Lutz Herrmann / 15.02.2024

Da die AfD im Schnitt 65 Jahre alt ist und keine Schlagertruppe besitzt, kann man ja gefahrlos so einen Mumpitz aufführen.

K.Schönfeld / 15.02.2024

Wir waren früher ‘überzeugt ’ : der Sozialismus ist die beste Sache der Welt. Nur die ersten 200 Jahre sind bissel hart.

Hartmut Laun / 15.02.2024

++ Eine Stadt, die in der Coronazeit durch ...++ Entschuldigung Frau Stephan, aber schuldig gemacht hat sich nicht die Stadt Ulm, schuldig gemacht haben sich die Regierenden und die Parteien, denen sie angehören. DIE Stadt ist genauso wenig schuldig, wie oft zu lesen, dass ein Auto in eine Menschengruppe gefahren ist.

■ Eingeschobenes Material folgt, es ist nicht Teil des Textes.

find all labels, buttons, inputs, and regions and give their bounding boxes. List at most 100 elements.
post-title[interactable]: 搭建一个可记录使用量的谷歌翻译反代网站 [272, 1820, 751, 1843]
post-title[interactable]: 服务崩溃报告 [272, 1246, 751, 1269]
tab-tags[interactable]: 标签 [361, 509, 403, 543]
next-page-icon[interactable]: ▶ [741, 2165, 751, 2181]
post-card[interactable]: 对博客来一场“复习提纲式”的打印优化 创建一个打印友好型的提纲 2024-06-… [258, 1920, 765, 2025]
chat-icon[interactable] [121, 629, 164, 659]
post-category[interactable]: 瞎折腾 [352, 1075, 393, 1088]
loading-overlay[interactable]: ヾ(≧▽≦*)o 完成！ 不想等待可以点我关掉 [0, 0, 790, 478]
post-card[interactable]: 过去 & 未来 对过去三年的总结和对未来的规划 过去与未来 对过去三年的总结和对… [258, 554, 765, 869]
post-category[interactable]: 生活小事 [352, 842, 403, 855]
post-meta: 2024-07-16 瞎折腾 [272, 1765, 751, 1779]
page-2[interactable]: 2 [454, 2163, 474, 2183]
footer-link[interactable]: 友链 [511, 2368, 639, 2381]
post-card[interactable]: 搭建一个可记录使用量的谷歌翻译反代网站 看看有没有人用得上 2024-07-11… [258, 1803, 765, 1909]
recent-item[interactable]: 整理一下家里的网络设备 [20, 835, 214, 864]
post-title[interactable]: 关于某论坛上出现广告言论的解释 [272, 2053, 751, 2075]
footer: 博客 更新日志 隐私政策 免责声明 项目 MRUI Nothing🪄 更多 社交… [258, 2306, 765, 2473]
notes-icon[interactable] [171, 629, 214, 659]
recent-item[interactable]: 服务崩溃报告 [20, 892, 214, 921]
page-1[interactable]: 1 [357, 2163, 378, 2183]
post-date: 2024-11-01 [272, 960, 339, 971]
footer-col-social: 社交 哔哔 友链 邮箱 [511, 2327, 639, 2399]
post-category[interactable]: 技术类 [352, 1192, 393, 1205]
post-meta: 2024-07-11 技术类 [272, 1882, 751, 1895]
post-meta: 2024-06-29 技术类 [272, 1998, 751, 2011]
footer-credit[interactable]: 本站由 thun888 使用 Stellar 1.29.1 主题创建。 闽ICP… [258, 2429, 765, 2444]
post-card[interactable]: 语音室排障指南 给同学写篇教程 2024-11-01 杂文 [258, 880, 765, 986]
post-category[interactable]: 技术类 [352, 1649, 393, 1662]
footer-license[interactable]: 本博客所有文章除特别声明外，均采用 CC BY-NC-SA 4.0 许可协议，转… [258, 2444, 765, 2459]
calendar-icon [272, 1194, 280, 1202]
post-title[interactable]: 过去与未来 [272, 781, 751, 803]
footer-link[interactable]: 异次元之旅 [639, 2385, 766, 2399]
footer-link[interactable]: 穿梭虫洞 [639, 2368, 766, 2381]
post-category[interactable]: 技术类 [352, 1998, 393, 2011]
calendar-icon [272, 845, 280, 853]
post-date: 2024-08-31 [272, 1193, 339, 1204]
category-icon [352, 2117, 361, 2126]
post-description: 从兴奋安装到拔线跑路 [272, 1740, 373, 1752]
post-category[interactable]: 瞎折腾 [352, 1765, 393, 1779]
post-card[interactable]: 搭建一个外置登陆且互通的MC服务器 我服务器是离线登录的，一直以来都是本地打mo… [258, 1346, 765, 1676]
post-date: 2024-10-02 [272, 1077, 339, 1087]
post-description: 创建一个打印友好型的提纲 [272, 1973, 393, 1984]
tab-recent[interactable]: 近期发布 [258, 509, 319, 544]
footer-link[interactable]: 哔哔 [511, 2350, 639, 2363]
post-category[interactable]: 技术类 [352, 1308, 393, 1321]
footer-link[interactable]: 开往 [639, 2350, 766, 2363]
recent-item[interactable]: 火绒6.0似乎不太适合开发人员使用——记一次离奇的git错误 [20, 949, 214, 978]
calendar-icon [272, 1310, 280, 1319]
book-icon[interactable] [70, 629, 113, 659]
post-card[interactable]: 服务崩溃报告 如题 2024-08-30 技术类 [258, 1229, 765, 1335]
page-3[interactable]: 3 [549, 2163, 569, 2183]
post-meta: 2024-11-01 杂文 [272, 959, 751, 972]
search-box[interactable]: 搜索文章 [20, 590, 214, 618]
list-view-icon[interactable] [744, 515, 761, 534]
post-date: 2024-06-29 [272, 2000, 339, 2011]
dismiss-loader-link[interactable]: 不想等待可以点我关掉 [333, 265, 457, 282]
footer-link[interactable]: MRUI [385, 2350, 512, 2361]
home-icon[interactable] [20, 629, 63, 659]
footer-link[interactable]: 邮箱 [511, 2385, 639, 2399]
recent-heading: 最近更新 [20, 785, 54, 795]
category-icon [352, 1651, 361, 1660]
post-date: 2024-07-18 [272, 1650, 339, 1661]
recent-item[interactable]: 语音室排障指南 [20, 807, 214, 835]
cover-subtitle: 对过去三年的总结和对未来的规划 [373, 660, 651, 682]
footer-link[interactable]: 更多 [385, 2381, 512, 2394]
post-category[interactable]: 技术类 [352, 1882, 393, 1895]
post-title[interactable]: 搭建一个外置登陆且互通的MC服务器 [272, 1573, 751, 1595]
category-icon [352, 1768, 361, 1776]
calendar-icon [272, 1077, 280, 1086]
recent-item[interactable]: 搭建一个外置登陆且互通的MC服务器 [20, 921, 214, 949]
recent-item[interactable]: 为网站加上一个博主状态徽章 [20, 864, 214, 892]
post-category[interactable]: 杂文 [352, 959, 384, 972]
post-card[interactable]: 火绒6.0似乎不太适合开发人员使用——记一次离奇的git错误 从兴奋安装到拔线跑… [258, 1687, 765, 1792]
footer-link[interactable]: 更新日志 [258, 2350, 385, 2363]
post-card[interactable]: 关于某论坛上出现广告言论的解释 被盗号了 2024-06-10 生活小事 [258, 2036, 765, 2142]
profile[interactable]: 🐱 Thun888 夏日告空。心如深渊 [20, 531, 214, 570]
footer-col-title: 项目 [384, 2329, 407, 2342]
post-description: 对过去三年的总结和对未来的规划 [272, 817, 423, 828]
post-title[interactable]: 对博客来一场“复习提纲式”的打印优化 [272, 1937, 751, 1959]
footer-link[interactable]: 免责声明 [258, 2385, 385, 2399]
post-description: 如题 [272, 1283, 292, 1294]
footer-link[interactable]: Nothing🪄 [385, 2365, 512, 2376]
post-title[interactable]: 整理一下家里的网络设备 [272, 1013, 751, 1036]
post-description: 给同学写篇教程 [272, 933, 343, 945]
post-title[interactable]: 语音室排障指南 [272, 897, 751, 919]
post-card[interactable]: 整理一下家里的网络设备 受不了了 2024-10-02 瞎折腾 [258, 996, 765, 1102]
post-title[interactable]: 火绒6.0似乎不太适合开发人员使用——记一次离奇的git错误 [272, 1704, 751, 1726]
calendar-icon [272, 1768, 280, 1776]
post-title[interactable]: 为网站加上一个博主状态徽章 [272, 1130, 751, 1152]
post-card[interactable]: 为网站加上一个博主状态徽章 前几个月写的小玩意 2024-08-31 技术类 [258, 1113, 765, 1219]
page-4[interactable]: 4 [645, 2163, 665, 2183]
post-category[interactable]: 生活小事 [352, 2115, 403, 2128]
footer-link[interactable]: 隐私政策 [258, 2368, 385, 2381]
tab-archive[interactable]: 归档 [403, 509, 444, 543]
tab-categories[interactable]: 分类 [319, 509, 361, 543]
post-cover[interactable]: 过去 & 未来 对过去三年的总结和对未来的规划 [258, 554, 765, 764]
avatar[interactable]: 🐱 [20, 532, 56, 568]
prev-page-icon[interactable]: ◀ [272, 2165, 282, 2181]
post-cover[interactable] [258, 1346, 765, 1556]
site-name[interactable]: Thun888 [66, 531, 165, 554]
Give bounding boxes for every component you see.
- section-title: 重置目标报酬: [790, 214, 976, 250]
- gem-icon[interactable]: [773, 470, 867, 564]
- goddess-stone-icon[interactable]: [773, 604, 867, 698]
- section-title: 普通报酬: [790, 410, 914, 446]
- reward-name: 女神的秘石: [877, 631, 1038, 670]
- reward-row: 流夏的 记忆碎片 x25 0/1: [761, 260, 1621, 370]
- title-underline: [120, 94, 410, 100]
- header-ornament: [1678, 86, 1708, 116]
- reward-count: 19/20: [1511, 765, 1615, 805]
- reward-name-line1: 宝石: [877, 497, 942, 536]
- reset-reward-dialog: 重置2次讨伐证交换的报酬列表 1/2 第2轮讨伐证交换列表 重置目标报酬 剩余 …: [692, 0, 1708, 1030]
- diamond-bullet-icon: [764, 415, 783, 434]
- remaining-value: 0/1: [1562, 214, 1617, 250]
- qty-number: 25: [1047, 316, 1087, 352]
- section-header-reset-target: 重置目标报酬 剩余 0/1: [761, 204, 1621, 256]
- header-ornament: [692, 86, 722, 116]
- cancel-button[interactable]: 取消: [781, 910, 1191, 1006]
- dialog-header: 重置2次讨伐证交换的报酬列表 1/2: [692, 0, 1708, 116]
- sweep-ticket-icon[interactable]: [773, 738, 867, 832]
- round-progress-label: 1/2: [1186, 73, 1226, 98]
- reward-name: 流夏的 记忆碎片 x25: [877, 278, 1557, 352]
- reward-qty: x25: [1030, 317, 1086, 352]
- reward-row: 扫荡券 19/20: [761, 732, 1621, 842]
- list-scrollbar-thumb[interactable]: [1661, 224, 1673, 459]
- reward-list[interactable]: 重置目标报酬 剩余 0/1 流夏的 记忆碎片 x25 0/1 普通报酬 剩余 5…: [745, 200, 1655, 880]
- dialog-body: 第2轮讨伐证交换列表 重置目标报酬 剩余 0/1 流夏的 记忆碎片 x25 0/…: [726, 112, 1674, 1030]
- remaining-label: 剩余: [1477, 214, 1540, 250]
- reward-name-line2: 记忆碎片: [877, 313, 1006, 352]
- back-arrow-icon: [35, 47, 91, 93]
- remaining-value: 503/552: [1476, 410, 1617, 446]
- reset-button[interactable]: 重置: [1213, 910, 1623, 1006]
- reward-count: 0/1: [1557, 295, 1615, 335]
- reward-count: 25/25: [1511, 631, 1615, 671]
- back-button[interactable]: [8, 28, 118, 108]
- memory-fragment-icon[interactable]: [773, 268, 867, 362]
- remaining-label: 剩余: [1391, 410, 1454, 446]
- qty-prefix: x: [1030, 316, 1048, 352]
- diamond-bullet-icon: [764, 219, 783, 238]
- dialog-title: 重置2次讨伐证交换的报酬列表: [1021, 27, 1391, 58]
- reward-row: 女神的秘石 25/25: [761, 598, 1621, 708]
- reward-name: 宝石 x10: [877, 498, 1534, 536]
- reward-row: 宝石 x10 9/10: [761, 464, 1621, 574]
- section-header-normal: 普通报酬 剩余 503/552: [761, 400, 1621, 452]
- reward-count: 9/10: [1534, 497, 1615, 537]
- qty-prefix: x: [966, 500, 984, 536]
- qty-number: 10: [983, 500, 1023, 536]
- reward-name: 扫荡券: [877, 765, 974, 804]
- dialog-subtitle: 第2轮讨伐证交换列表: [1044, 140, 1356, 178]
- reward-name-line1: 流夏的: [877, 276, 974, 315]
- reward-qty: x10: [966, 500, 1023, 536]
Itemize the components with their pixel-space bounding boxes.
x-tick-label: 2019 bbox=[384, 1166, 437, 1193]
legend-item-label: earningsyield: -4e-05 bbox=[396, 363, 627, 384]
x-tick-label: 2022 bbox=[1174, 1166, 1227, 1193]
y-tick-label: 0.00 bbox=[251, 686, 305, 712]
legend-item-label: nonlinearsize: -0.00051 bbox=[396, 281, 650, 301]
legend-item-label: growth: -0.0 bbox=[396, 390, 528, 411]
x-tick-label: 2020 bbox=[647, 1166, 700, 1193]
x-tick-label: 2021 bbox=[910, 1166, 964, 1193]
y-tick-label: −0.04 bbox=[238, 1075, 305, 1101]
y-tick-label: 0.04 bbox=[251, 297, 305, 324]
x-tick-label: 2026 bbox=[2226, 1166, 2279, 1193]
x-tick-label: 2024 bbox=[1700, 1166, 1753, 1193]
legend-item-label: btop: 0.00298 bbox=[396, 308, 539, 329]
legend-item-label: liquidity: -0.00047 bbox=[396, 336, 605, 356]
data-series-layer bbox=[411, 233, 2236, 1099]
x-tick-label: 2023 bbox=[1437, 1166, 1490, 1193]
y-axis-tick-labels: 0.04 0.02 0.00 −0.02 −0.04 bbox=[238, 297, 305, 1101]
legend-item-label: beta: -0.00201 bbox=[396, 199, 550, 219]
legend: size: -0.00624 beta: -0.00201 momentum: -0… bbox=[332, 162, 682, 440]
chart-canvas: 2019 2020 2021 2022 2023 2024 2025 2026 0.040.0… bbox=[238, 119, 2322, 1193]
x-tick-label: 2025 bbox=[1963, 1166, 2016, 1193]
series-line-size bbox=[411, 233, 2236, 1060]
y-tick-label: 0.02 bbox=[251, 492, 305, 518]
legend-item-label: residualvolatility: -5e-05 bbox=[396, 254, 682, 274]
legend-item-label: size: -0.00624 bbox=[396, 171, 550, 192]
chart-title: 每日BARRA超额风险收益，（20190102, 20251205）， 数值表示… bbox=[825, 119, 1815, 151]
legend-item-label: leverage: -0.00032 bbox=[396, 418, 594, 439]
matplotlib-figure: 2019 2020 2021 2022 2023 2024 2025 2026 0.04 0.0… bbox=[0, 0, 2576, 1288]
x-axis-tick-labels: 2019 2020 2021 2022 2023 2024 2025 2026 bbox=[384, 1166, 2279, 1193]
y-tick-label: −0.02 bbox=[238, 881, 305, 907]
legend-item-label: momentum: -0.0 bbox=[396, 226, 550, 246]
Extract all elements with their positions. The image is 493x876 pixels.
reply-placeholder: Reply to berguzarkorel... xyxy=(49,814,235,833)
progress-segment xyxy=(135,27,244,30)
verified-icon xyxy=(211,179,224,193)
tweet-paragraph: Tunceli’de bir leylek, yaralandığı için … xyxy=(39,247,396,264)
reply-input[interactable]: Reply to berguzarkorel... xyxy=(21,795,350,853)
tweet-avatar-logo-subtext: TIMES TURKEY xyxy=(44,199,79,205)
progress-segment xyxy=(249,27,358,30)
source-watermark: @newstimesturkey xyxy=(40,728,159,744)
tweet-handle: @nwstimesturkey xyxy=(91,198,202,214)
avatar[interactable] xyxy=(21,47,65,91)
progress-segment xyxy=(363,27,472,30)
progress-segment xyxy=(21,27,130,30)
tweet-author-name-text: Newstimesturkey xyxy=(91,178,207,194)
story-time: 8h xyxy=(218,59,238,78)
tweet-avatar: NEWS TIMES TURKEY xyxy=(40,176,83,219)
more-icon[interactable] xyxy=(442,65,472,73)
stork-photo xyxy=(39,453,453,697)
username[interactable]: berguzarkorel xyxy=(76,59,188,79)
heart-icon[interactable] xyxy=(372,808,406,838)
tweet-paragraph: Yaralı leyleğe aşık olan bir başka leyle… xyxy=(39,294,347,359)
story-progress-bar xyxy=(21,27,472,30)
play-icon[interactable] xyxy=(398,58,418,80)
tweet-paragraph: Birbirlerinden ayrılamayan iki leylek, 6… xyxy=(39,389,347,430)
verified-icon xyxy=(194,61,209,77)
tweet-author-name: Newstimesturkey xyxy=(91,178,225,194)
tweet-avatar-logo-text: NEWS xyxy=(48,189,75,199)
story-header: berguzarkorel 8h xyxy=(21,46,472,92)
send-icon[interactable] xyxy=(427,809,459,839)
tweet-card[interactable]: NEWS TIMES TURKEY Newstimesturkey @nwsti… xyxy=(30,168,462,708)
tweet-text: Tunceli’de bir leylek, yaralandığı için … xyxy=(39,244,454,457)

Die Regierenden der Stadt, hier bitte Namen und Parteien nennen, die haben sich schuldig gemacht oder der FAHRER des Autos hat in die Menschengruppe gesteuert.

Torsten Hopp / 15.02.2024

Erinnern wir uns an das große (mediale) Entsetzen, als eine junge Demonstrantin gegen den Coronafaschismus sich “... wie Sophie Scholl fühlte”. Nur ein weiteres Beispiel, wie der Spieß ständig umgedreht wird, um ihn dem aufgegklärten und vernunftbegabten Bürger in den Bauch zu rammen.

Marco Schulz / 15.02.2024

@Lutz Liebezeit - Ich erkläre es ihnen: Vielfalt und Demokratie und Freiheit sind zwei Paar Schuhe. Wer das nicht versteht, hat noch nicht genug gesehen, oder wurde in seiner Freiheit noch nicht ausreichend eingeschränkt, um es zu verstehen. Demokratie (Mehrheit) geht auch ohne Freiheit, auch wenn oft impliziert wird, es wäre so. Politik und Medien gehen derzeit sogar noch darüber hinaus, stützen sich nicht auf die Mehrheit, sondern stellen auf ein linkes Ideal von Gemeinwohl ab, und wollen zu dem noch das Weltklima retten. Vorhaben, die offensichtlich nicht mehr von der Mehrheit im Lande getragen werden. Mich verstört einfach nur noch, dass Freiheit kein Thema ist. Sogar die körperliche Unversehrtheit war kein Tabu mehr, man diskutierte die Impfpflicht. Man präsentiert den Leuten mit dieser rot-blau Partei eine Stimme der Vernunft, eine praktische Lösung, und der Gegenseite ein Feindbild, gleichzeitig darf über die Ossis gelästert werden. Klappt wunderbar, kaum einer erkennt die täglichen Zumutungen in ihrem Ausmaß, oder gar den Wert der eigenen Freiheit.

Robert Schleif / 15.02.2024

@ Lao Wei („Wer als Korrektiv auf die FDP gehofft hat, fühlt sich verraten!“): Die FDP versteht sich vermutlich mehr als Correctiv des linksgrünwokistischen Totalitarismus.